When scaling a SaaS company, striking a balance between hypergrowth and risk is essential. Brex’s COO, Michael Tannenbaum, and Alloy’s CRO, Laura Spiekerman, share top lessons on how to find the right balance.

Brex and Alloy are two companies that have both achieved hypergrowth. Brex is a company that provides credit cards for startups, and Alloy provides financing for small businesses. Both companies have achieved rapid growth by offering products and services that are tailored to and evolve to the needs of their customers within a highly regulated space. Both Brex and Alloy have been mutual customers of one another since 2017, and in this session, they shared their lessons learned on balancing production innovation with regulation while mitigating risks.

Risk Management Evolves As You Grow

As your SaaS company reaches hypergrowth, you’ll need to adapt your risk management strategies to keep up. Risk will most certainly evolve and change over time as the stakes for risk vs reward grow larger. For example, in the early days of Brex, before its official launch, one of its main competitors was Marqeta, who, at the time, only offered corporate debit cards.

Brex saw both a risk and reward opportunity.

They could risk pre-funding Marqeta accounts more like a credit card, in the hopes that they’d be rewarded with Marqeta users switching to Brex who didn’t want to be on the immediate financial hook for employee debit cards.

In this early case, the risk paid off for Brex and helped them launch their product with an early foundation of customers.

On Balancing Compliance and Growth:

Compliance, for any sub-category in SaaS, whether it’s marketing following GDPR compliance or your product team following FinTech compliance – it’s binary. There are different rules to both learn and follow. But to Michael Tannenbaum’s point, “You don’t want to comply yourself out of business. If you just focus on compliance all the time and take no risk, you have no business to protect. That’s an important lesson.”

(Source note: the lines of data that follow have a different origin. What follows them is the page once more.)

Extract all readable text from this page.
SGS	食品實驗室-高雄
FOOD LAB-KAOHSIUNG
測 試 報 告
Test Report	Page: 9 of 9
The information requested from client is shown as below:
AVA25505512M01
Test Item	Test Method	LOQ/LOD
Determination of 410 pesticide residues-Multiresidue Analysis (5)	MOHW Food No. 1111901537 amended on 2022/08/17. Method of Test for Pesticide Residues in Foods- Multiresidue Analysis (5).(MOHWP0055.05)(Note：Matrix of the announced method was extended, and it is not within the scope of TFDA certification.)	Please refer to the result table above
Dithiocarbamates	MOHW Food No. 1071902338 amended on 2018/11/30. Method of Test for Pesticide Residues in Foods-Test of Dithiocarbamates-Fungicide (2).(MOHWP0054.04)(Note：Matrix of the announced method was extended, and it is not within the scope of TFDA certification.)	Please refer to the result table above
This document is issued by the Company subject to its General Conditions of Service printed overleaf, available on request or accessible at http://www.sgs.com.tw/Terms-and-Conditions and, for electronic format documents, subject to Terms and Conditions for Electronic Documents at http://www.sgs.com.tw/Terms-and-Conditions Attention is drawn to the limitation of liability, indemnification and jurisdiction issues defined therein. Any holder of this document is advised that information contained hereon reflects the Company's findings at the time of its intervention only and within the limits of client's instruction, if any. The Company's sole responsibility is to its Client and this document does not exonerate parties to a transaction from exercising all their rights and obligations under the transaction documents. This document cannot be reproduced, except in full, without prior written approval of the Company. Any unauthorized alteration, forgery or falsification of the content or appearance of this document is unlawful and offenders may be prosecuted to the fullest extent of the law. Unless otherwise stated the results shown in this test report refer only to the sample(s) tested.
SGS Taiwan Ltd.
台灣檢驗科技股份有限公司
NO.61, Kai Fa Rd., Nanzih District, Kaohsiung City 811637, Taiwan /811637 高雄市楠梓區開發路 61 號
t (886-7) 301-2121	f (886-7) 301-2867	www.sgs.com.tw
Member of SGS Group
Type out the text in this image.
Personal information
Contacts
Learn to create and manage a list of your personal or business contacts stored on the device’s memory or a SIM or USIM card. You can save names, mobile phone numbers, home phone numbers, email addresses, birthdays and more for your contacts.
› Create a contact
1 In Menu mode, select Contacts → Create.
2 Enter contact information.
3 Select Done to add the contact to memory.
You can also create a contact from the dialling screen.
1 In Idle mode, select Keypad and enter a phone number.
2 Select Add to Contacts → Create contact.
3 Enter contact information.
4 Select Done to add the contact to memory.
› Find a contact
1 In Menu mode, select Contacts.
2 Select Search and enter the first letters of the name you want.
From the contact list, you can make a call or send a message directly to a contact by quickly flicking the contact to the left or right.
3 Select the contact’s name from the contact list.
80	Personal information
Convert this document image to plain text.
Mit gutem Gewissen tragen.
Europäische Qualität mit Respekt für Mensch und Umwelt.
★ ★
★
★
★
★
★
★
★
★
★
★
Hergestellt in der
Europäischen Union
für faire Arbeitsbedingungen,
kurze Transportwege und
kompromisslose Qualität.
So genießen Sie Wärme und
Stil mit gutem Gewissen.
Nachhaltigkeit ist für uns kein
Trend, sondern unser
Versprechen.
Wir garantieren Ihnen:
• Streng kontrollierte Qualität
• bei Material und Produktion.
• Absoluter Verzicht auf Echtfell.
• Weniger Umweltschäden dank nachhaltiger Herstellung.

In cases where you’re weighing risk versus reward and coming out on the fence about whether or not to proceed forward, Tannenbaum recommends asking yourself if your team would feel uncomfortable or “gotcha’d” after the fact.

The Secrets to Balancing Risk with Growth:

There is no one-size-fits-all answer to the question of how to balance risk with growth, but there are a few things you can do to make the process easier.

#1) Know your risk appetite as a company.
As you scale, both of our speakers suggest not only knowing what your risk appetite is as a company but actually codifying and clarifying that risk appetite on paper to agree on it.

Tannenbaum explains: “At Brex, we went as far as actually agreeing upon that (risk appetite) with our board, which is an option, not a requirement. But if you don’t do that, your risk appetite becomes all about whoever the executive or person or product manager or person-in-charge is. Whatever their appetite is, that becomes the risk appetite.

Taking zero risk is not effective. But establishing what you’re willing to take is effective. And writing it out and agreeing on it makes so much of the conversation not about who’s right and who’s wrong. But it turns it to, what is it going to do to the pre-approved and pre-agreed-upon appetite?”

#2) Hire a team that supports and assesses risk

Spiekerman adds that at Alloy, they’ve taken a very similar approach to risk as Brex and have even structured their hiring from the early days on to structure their executive team very purposefully this way. For Alloy, the playbook included hiring talent from former customers (who already understood the product) and hiring former founders or co-founders who understand all the back-end components of risk management in a business. They leaned on hiring executives with prior experience to help them navigate the early days of risk and reward.

#3) Remember that risks are not just financial or regulatory

Managing your brand and its reputation is paramount for hypergrowth companies.

Tannenbaum explains: “One of the biggest things that people miss a lot of times when they’re talking about risk management and talking about brand, is that your brand is very tied into your ability to manage risk.

If people lose confidence in your company, it has a flywheel effect on your ability to do business. And when you start to lose customers, you lose confidence. And then more customers drop. And so you really need to be thinking about this, even if you’re a marketing professional or not marketing, you want to be thinking, “How can I protect this brand as a part of my risk management?”

Spiekerman adds that, for Alloy, they follow this tent by bringing together their general counsel, marketing lead, and VP of People into the room, in addition to their executive team, when they’re making a decision with the risk involved because the risk will certainly impact all facets of the business, including marketing and brand, in addition to legal.

#4) Write the headline you don’t want
To wrap, a final point to weigh when managing risk at scale, is to ask yourself, “If the risk / strategy doesn’t pay off, what would the news article headline be?”

Think about 2-3 things you hope that people won’t say about your company next quarter. Are they 2-3 things you can be proactive about or even prevent altogether?

Tannenbaum and Spiekerman recommend forecasting upcoming risks and potential issues to mitigate them before they turn into a crisis scenario.